Formando un solo bloque con el propio templo, existe una especie de sala creada al seccionar espacios del ya citado pórtico. En su fachada del poniente poseyó una diminuta y rústica ventana, tapiada ahora, en la que, en su dintel, aparece grabada una inscripción que indica que allí se ubicó el local de la escuela. El aula así habilitada dispuso de otra ventana más grande, además de la puerta, pero impacta por su angostura y humildad. Pese a que allí los niños hubieron de estar un tanto hacinados, se evoca con nostalgia su algarabía.

Al pasear ahora por las diferentes calles, nos llaman la atención sus nombres: Aguadera, de las Eras, de la Iglesia, plaza de los Migueles? En ese recorrido encontramos demasiadas ruinas, solares antaño edificados de los que emergen paredes desportilladas.
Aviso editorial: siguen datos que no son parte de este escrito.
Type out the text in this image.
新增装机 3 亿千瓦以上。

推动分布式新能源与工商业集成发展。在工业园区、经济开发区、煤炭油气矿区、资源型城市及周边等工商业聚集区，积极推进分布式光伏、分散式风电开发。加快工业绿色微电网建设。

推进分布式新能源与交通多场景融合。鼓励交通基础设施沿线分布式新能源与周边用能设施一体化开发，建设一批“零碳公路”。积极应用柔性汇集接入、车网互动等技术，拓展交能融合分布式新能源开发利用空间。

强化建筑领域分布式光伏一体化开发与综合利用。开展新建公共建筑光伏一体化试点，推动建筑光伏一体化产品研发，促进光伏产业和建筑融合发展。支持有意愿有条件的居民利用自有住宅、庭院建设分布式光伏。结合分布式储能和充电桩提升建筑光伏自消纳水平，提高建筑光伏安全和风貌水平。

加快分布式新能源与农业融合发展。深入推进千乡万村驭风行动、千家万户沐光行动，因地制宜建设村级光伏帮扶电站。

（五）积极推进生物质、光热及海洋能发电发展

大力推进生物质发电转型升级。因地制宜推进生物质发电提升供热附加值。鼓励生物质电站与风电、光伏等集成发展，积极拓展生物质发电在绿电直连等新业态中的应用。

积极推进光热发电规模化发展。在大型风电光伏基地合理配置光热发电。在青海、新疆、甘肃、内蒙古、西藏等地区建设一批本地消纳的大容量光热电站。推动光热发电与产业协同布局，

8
También descubrimos viviendas de nueva construcción, que testimonian que todavía hay vida y un futuro de esperanza. Detalle positivo es que se mantiene bastante bien la arquitectura tradicional, para la que se empleó la piedra de granito extraída de cualquier sitio de los alrededores, ya que esa roca aflora casi por todas partes. Muy características son las portaladas de ciertos corrales.

Del extremo suroeste del pueblo arrancan dos caminos formando entre ellos un ángulo recto. Uno enlaza directamente con la carretera, trazándose el otro en paralelo a esa vía principal. Es este segundo el que elegimos para iniciar una amplia y sosegada ruta por los terrenos circundantes. Por él nos alejamos de las casas avanzando entre las grandes fincas surgidas con la concentración parcelaria. A pesar de la reciente irrupción de las cercas de alambres de espino, tan ingratas, a mano derecha divisamos una serie de viejas paredes, aquellas que delimitaron secularmente las típicas cortinas y que ahora han quedado sin función. Junto a ellas prosperan hileras mixtas de encinas y robles.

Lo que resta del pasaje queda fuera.